How to webscrapping a site that has POST method?
I'm having trouble doing webscrapping
for sites that use the post
method, for example, I need to extract all political party related news from the site: http://www.diariodemarilia.com.br .
Below is a Schedule I made from a journal that uses the get
Method to show what my goal is with this schedule.
# iniciar bibliotecas
library(XML)
library(xlsx)
# URL real = http://www.imparcial.com.br/site/page/2?s=%28PSDB%29
url_base <-"http://www.imparcial.com.br/site/page/koxa?s=%28quatro%29"
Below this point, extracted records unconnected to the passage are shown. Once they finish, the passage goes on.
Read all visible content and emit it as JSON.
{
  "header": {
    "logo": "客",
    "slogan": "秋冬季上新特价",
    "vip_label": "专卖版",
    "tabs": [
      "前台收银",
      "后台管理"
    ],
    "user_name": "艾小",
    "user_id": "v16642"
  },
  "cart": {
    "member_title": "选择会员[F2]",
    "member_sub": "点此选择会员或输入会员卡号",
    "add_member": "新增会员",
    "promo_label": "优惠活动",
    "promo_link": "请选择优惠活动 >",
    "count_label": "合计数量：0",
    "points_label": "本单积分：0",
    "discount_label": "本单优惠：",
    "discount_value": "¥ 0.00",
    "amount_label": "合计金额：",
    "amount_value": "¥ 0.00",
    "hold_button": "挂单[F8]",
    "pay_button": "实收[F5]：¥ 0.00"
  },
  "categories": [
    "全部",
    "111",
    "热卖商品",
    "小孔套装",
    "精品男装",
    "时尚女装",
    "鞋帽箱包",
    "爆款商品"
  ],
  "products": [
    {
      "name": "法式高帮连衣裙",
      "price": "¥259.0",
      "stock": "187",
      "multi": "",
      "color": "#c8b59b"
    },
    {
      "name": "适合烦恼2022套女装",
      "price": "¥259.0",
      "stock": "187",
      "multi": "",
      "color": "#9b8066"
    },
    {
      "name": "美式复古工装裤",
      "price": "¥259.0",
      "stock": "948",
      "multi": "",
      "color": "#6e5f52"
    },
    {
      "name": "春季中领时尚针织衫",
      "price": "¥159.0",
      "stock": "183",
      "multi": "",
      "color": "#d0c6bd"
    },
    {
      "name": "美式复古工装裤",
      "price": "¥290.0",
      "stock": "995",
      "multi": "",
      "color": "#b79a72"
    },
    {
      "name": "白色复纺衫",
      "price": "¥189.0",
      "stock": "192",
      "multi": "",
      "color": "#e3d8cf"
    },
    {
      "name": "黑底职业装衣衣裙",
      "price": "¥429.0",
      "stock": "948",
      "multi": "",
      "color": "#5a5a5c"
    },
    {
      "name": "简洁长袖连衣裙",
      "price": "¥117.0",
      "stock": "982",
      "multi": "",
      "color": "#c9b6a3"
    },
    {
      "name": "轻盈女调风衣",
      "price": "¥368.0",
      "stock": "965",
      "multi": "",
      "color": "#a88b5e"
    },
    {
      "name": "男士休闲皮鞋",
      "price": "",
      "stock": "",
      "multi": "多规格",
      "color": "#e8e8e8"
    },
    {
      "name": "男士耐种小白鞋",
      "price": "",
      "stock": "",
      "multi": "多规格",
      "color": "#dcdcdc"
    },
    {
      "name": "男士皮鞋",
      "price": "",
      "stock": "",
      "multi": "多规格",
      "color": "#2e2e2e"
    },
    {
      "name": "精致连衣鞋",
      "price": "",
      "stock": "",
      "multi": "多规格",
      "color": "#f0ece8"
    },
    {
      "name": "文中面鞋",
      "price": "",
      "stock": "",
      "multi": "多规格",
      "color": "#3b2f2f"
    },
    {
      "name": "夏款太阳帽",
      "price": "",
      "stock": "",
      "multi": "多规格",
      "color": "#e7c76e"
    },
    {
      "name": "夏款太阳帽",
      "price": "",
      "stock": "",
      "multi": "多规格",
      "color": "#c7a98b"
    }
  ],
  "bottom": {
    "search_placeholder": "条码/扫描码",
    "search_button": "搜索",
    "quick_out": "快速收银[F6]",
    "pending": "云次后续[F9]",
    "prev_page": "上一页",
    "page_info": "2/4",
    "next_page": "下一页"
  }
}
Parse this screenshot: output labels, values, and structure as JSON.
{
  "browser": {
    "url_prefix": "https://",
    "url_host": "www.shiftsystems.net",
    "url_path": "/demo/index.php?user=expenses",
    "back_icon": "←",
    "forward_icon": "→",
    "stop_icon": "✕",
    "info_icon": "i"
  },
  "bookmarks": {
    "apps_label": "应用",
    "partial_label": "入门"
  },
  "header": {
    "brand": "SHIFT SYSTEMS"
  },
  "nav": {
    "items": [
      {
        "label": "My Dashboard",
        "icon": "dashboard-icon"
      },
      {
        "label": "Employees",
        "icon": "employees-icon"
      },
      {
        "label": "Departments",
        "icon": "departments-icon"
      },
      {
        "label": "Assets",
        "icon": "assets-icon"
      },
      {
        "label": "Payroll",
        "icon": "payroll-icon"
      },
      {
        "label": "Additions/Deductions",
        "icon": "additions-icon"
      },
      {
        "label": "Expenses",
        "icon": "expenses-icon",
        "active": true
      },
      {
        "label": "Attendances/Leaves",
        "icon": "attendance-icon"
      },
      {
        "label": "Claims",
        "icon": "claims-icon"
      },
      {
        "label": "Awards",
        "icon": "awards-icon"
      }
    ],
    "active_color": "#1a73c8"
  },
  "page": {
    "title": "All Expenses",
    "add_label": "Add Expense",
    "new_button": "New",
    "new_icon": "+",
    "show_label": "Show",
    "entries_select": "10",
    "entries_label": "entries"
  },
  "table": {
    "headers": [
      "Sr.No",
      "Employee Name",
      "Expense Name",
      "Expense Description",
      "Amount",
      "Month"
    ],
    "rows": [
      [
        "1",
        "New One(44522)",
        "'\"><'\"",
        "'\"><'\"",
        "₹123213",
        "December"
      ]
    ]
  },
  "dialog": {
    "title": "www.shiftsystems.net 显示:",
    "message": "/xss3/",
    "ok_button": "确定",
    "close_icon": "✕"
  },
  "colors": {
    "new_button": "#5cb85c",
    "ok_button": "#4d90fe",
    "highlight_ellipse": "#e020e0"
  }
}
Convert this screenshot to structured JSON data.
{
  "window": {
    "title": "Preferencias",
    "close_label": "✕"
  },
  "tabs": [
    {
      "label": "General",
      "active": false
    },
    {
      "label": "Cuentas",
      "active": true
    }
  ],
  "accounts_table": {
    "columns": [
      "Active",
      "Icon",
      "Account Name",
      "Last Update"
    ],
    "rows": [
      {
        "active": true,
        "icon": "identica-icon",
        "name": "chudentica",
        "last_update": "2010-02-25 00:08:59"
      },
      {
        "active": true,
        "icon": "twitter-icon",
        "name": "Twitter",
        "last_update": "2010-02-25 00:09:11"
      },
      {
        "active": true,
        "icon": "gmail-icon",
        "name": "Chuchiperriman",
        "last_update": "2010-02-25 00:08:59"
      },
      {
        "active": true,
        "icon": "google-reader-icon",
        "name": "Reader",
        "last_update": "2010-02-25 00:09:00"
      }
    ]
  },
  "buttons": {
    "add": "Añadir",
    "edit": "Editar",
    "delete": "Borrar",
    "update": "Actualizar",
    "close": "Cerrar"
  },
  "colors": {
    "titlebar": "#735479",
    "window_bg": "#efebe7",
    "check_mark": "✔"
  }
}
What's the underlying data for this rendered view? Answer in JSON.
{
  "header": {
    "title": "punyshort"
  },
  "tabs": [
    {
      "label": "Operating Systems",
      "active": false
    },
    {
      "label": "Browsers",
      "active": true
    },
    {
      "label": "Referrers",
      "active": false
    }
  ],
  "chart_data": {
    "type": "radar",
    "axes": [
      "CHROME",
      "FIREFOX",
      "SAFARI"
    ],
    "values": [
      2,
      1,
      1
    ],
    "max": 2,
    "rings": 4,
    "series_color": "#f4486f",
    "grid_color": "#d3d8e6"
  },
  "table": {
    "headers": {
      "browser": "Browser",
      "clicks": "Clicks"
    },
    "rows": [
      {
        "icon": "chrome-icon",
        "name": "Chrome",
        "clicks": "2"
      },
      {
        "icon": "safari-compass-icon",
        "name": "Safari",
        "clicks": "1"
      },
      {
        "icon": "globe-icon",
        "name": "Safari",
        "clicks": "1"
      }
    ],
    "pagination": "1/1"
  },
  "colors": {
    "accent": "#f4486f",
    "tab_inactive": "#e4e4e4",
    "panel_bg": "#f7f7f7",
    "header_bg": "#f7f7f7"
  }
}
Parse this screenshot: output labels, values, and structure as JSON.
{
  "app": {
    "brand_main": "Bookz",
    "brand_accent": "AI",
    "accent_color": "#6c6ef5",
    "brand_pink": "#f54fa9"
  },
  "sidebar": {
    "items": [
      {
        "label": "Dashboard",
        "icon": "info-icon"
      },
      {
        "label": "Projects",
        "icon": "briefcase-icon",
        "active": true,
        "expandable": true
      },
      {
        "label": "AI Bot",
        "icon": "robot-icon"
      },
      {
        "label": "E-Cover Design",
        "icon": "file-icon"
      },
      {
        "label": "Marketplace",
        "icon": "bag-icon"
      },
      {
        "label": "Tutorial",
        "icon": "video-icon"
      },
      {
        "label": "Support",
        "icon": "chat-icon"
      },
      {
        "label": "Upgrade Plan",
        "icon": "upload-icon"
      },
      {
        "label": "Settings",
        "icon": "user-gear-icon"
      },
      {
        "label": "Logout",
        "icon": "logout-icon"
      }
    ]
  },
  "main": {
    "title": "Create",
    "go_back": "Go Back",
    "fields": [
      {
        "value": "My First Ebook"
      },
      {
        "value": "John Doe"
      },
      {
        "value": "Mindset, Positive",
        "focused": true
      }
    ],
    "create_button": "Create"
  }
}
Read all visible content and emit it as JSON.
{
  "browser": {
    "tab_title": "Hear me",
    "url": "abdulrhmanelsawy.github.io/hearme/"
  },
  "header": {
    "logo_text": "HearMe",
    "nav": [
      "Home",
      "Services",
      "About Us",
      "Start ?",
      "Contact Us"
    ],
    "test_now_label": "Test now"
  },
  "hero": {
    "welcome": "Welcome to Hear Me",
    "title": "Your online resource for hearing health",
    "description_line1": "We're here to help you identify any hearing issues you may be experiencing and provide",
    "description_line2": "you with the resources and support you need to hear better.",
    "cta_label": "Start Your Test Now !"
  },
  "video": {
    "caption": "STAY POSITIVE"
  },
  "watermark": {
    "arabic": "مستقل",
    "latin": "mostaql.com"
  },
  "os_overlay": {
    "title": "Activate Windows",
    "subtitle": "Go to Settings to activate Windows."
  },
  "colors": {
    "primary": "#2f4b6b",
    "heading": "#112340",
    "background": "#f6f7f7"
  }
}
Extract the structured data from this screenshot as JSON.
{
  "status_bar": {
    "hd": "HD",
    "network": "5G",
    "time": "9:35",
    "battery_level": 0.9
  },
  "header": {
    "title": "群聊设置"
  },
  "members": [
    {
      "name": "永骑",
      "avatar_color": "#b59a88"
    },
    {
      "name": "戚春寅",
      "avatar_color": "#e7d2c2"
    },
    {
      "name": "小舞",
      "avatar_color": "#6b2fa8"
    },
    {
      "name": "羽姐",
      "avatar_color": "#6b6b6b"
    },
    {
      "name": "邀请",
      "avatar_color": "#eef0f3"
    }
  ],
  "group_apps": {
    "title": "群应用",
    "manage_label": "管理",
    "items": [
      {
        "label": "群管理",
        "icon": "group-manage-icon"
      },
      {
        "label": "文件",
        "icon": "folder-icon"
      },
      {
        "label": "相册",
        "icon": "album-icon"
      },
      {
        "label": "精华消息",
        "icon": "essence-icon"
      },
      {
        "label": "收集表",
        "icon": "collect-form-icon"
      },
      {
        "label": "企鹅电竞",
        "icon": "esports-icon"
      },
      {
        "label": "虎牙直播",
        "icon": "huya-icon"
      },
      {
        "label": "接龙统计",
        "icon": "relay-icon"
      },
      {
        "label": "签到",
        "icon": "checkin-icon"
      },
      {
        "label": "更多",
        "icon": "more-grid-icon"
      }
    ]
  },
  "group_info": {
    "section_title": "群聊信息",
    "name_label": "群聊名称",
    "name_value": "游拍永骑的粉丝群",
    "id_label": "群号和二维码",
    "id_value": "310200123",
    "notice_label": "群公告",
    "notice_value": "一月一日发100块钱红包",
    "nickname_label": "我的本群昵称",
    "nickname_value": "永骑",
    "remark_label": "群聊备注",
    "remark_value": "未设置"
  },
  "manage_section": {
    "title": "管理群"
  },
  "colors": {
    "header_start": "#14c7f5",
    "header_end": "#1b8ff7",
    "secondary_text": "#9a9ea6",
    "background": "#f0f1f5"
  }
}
url_base <- gsub("quatro", "PSD", url_base)
link_imparcial <- c()
for (i in 1:4){
print(i)
url1 <- gsub("koxa", i, url_base)
pag<- readLines(url1)
pag<- htmlParse(pag)
pag<- xmlRoot(pag)
links <- xpathSApply(pag, "//h1[@class='cat-titulo']/a", xmlGetAttr, name="href")
link_imparcial <- c(link_imparcial, links)
}
dados <- data.frame()
for(links in link_imparcial){
pag1<- readLines (links)
pag1<- htmlParse(pag1)
pag1<- xmlRoot(pag1)
titulo <- xpathSApply (pag1, "//div[@class='titulo']/h1", xmlValue)
data_hora <-xpathSApply (pag1, "//span[@class='data-post']", xmlValue)
texto <- xpathSApply (pag1, "//div[@class='conteudo']/p", xmlValue)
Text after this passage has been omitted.